Risk-Adjusted Performance

27 of 100

 
Weak
 
Strong
Strong
Compared to the overall equity markets, risk-adjusted returns on investments in Twilio Inc are ranked lower than 27 (%) of all global equities and portfolios over the last 90 days. In spite of very weak essential indicators, Twilio displayed solid returns over the last few months and may actually be approaching a breakup point.

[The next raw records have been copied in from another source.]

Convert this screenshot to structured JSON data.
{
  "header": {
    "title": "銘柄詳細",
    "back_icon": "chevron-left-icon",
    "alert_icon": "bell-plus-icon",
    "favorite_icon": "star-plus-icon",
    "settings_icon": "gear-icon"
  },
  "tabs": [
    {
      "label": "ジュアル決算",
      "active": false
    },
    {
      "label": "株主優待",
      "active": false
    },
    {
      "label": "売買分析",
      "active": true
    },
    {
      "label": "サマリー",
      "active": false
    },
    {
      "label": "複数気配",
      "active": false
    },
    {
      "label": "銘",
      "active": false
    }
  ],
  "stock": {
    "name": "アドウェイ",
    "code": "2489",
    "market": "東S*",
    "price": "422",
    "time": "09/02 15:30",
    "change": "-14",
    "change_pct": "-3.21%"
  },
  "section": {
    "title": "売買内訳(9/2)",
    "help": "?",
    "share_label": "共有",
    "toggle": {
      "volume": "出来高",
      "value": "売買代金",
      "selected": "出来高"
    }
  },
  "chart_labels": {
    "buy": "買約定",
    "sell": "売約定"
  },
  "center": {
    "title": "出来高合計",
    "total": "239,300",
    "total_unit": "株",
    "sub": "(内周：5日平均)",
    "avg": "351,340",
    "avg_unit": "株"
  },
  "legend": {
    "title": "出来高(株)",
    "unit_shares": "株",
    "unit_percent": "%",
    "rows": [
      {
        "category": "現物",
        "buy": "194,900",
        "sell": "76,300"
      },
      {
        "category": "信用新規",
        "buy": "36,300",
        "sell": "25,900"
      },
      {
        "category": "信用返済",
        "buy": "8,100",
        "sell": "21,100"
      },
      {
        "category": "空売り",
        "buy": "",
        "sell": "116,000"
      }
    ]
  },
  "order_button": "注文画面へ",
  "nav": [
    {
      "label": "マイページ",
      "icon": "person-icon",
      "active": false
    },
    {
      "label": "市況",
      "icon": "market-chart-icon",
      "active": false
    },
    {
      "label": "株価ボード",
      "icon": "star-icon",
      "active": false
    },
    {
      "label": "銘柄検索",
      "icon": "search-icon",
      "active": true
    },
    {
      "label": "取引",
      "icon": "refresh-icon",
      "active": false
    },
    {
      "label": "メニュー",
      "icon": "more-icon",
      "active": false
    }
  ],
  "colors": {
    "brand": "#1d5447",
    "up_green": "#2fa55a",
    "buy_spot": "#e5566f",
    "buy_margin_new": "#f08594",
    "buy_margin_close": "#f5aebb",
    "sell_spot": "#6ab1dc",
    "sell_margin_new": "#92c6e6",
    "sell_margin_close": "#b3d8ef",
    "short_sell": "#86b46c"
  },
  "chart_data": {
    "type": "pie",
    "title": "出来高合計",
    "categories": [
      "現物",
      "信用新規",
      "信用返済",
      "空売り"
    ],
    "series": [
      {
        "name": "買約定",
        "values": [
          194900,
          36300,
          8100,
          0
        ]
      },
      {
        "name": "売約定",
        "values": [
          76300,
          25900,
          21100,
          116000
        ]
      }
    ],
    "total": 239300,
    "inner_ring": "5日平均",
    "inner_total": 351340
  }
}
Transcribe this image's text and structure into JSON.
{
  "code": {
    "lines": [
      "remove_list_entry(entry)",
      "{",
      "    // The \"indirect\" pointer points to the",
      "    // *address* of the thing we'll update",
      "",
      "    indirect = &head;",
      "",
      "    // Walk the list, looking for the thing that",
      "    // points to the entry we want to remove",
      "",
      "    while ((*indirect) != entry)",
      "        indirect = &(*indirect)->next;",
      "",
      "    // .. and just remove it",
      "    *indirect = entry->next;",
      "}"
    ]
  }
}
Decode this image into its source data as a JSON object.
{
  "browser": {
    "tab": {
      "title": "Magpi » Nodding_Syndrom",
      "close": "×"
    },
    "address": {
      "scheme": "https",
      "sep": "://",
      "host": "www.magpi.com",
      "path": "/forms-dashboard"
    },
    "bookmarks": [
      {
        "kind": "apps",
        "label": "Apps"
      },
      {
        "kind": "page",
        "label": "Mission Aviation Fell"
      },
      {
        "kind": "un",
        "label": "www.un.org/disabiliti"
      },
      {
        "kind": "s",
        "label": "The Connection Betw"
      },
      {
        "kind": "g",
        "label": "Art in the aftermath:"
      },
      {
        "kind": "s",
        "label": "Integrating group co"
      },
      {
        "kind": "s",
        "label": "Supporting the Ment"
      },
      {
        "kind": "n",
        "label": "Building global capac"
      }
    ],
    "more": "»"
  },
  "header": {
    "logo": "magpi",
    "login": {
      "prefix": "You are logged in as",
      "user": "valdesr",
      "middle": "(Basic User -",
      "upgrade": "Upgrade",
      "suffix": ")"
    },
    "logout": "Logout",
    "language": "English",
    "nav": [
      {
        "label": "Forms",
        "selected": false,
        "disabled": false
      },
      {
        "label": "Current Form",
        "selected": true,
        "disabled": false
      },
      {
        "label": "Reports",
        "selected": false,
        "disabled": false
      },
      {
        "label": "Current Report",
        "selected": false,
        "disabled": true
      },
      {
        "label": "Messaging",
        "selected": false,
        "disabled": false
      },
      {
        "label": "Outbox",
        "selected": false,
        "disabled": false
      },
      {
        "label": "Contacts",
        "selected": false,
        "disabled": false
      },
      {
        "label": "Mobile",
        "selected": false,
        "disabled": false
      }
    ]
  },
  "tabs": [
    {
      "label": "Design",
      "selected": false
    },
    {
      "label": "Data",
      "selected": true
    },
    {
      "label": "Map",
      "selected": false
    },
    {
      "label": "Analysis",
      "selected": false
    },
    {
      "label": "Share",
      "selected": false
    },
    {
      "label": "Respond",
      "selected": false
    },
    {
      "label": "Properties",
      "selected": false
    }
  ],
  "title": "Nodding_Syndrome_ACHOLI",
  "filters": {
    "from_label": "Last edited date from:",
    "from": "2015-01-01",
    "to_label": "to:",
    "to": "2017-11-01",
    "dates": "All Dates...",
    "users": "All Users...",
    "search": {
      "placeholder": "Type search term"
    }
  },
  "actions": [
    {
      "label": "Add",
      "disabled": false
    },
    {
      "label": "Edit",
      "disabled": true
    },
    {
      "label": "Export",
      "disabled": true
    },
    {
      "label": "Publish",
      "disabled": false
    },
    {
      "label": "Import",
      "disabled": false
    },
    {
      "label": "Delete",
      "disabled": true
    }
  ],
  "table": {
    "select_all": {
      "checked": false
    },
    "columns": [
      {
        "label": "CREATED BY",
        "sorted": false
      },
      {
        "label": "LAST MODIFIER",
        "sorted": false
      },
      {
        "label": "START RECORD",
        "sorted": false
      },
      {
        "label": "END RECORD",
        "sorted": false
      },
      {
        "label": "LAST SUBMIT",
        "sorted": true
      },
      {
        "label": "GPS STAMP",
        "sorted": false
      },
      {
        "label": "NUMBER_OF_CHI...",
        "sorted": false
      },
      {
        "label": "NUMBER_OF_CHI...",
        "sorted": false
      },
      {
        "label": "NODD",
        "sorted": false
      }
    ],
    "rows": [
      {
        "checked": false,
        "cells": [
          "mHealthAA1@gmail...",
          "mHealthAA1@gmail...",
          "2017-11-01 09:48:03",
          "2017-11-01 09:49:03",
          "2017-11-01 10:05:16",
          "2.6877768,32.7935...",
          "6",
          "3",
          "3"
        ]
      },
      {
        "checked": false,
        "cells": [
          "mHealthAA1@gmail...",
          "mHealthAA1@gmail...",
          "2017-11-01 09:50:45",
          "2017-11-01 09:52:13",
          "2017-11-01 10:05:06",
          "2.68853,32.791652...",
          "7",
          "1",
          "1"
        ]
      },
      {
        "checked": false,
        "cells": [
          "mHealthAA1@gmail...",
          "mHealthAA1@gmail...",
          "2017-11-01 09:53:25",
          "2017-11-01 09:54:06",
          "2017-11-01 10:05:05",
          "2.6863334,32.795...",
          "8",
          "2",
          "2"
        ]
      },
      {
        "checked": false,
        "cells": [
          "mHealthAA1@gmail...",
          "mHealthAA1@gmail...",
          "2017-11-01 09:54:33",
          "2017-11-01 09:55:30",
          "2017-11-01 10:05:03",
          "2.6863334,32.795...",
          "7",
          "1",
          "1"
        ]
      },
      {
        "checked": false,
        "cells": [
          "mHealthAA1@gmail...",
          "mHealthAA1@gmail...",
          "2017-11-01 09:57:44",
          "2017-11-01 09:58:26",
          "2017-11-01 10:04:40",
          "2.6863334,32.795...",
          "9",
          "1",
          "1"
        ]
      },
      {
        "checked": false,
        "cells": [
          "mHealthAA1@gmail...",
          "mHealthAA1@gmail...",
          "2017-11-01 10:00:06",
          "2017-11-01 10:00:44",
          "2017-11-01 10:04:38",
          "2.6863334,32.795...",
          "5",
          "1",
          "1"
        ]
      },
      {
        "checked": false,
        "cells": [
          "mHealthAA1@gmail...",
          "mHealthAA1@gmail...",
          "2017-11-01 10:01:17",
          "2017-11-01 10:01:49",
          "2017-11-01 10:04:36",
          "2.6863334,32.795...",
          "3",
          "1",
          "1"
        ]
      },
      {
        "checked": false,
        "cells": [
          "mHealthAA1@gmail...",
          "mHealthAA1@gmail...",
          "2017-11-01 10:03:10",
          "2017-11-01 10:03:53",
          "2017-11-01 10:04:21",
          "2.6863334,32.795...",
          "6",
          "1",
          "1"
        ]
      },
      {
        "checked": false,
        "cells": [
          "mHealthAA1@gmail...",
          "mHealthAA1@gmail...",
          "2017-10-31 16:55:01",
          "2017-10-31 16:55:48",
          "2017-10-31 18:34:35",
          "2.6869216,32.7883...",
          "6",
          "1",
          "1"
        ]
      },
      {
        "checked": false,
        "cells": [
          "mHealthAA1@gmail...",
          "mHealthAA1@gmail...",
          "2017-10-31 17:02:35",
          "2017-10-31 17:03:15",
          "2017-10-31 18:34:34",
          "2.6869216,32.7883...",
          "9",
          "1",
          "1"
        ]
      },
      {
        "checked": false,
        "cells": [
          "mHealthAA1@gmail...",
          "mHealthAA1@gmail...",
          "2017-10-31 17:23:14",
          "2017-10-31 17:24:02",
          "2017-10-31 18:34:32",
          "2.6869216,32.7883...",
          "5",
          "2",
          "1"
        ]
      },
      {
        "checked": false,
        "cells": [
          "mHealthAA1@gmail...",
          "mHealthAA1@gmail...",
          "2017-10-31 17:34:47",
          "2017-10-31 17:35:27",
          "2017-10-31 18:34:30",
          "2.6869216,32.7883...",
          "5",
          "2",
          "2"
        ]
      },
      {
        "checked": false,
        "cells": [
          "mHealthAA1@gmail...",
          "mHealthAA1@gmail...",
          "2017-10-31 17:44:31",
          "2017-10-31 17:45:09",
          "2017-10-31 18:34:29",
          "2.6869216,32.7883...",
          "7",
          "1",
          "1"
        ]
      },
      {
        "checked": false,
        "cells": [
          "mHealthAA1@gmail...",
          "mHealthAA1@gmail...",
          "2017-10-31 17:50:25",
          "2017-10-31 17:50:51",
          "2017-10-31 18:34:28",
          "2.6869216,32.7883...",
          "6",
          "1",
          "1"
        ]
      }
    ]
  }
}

Baidu and Twilio Volatility Contrast

   Predicted Return Density   
       Returns  

Pair Trading with Baidu and Twilio

The main advantage of trading using opposite Baidu and Twilio positions is that it hedges away some unsystematic risk. Because of two separate transactions, even if Baidu position performs unexpectedly, Twilio can make up some of the losses. Pair trading also minimizes risk from directional movements in the market. For example, if an entire industry or sector drops because of unexpected headlines, the short position in Twilio will offset losses from the drop in Twilio's long position.
The idea behind Baidu Inc and Twilio Inc pairs trading is to make the combined position market-neutral, meaning the overall market's direction will not affect its win or loss (or potential downside or upside). This can be achieved by designing a pairs trade with two highly correlated stocks or equities that operate in a similar space or sector, making it possible to obtain profits through simple and relatively low-risk investment.
Check out your portfolio center.
Note that this page's information should be used as a complementary analysis to find the right mix of equity instruments to add to your existing portfolios or create a brand new portfolio. You can also try the Price Exposure Probability module to analyze equity upside and downside potential for a given time horizon across multiple markets.